A specialist food shop forced to leave its premises at the National Trust's Blickling Hall has found a new outlet nearby for some of its fare.

Samphire, which sells its own rare-breed meat products and other local food, has started supplying the community-run shop at Itteringham with pork pies, sausage rolls and chocolate tiffin.

The village is at the edge of the Blickling estate, a mile and a half from the stately home where Jeff and Karen Nethercott had run their Samphire shop, in a Dutch barn at the car park entrance, for five-and-a-half years.

The shop shut on Christmas eve because the National Trust would not renew its lease. The Trust said it had felt for many years that its was doing its visitors a 'disservice' in that area which it planned to totally transform.

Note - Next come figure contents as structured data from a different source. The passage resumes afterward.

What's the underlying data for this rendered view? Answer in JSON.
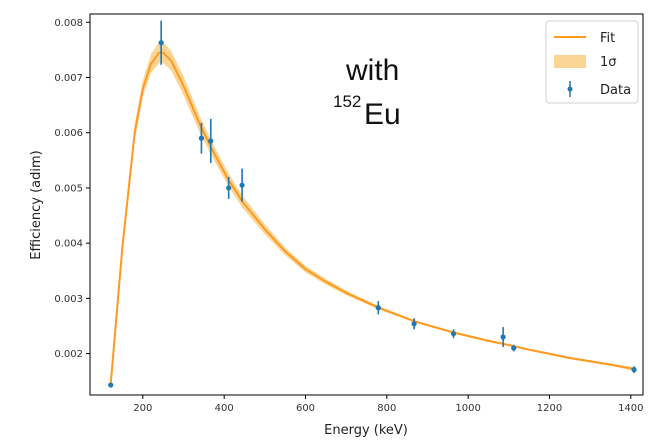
{
  "chart_data": {
    "type": "line",
    "xlabel": "Energy (keV)",
    "ylabel": "Efficiency (adim)",
    "xlim": [
      70,
      1430
    ],
    "ylim": [
      0.00125,
      0.00815
    ],
    "xticks": [
      200,
      400,
      600,
      800,
      1000,
      1200,
      1400
    ],
    "yticks": [
      0.002,
      0.003,
      0.004,
      0.005,
      0.006,
      0.007,
      0.008
    ],
    "xtick_labels": [
      "200",
      "400",
      "600",
      "800",
      "1000",
      "1200",
      "1400"
    ],
    "ytick_labels": [
      "0.002",
      "0.003",
      "0.004",
      "0.005",
      "0.006",
      "0.007",
      "0.008"
    ],
    "grid": false,
    "legend_position": "top-right",
    "annotation": {
      "text": "with",
      "isotope_mass": "152",
      "isotope_symbol": "Eu"
    },
    "series": [
      {
        "name": "Fit",
        "type": "line",
        "color": "#ff9a1f",
        "x": [
          121,
          150,
          180,
          200,
          220,
          240,
          250,
          270,
          300,
          340,
          370,
          410,
          445,
          500,
          550,
          600,
          650,
          700,
          780,
          870,
          960,
          1050,
          1090,
          1150,
          1250,
          1350,
          1408
        ],
        "y": [
          0.00145,
          0.00395,
          0.006,
          0.0068,
          0.00725,
          0.00745,
          0.00745,
          0.0073,
          0.00685,
          0.00615,
          0.0057,
          0.00515,
          0.00475,
          0.00425,
          0.00385,
          0.00353,
          0.0033,
          0.0031,
          0.00283,
          0.00258,
          0.00239,
          0.00223,
          0.00217,
          0.00207,
          0.00192,
          0.0018,
          0.00172
        ]
      },
      {
        "name": "1σ",
        "type": "band",
        "color": "#fbd596",
        "x": [
          121,
          150,
          180,
          200,
          220,
          240,
          250,
          270,
          300,
          340,
          370,
          410,
          445,
          500,
          550,
          600,
          650,
          700,
          780,
          870,
          960,
          1050,
          1090,
          1150,
          1250,
          1350,
          1408
        ],
        "lower": [
          0.0014,
          0.00385,
          0.00585,
          0.00665,
          0.00708,
          0.00726,
          0.00726,
          0.00712,
          0.00668,
          0.006,
          0.00557,
          0.00503,
          0.00464,
          0.00416,
          0.00378,
          0.00347,
          0.00325,
          0.00306,
          0.0028,
          0.00256,
          0.00237,
          0.00221,
          0.00215,
          0.00205,
          0.0019,
          0.00178,
          0.00169
        ],
        "upper": [
          0.0015,
          0.00405,
          0.00615,
          0.00695,
          0.00742,
          0.00764,
          0.00764,
          0.00748,
          0.00702,
          0.0063,
          0.00583,
          0.00527,
          0.00486,
          0.00434,
          0.00392,
          0.00359,
          0.00335,
          0.00314,
          0.00286,
          0.0026,
          0.00241,
          0.00225,
          0.00219,
          0.00209,
          0.00194,
          0.00182,
          0.00175
        ]
      },
      {
        "name": "Data",
        "type": "errorbar",
        "color": "#1f77b4",
        "x": [
          121,
          245,
          344,
          367,
          411,
          444,
          779,
          867,
          964,
          1086,
          1112,
          1408
        ],
        "y": [
          0.00143,
          0.00763,
          0.0059,
          0.00585,
          0.005,
          0.00505,
          0.00283,
          0.00254,
          0.00236,
          0.0023,
          0.0021,
          0.00171
        ],
        "yerr": [
          3e-05,
          0.0004,
          0.00028,
          0.0004,
          0.0002,
          0.0003,
          0.00012,
          0.0001,
          8e-05,
          0.00018,
          6e-05,
          6e-05
        ]
      }
    ]
  }
}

Samphire's closure sparked protests from customers, including a Save Our Samphire page on social networking site Facebook.

And food critic Giles Coren, who in 2005 dubbed Samphire pork pies the best he'd ever tasted, described the Trust's decision as 'lunacy' in his Times column earlier this month.

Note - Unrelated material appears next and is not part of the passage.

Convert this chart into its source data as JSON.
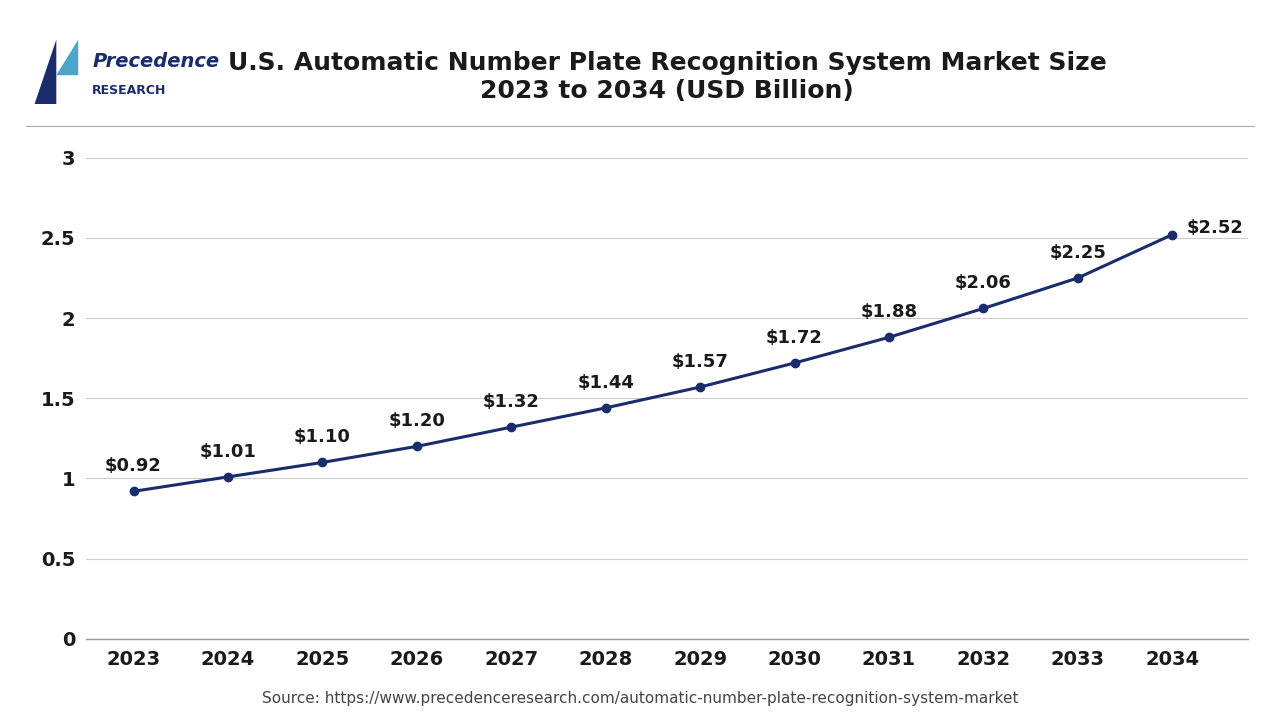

A spokesman for Itteringham's Village Shop said they shared the same philosophy as the Nethercotts, who promote quality, locally-produced food. Samphire's first delivery had sold out by mid afternoon.

In an open letter to opponents of the move, Helen Bailey, general manager of the Blickling estate, said they were developing and strengthening relationships with neighbours and the local community to ensure they understood their views and expectations. Inevitably, there were decisions they had to make which did not please everyone.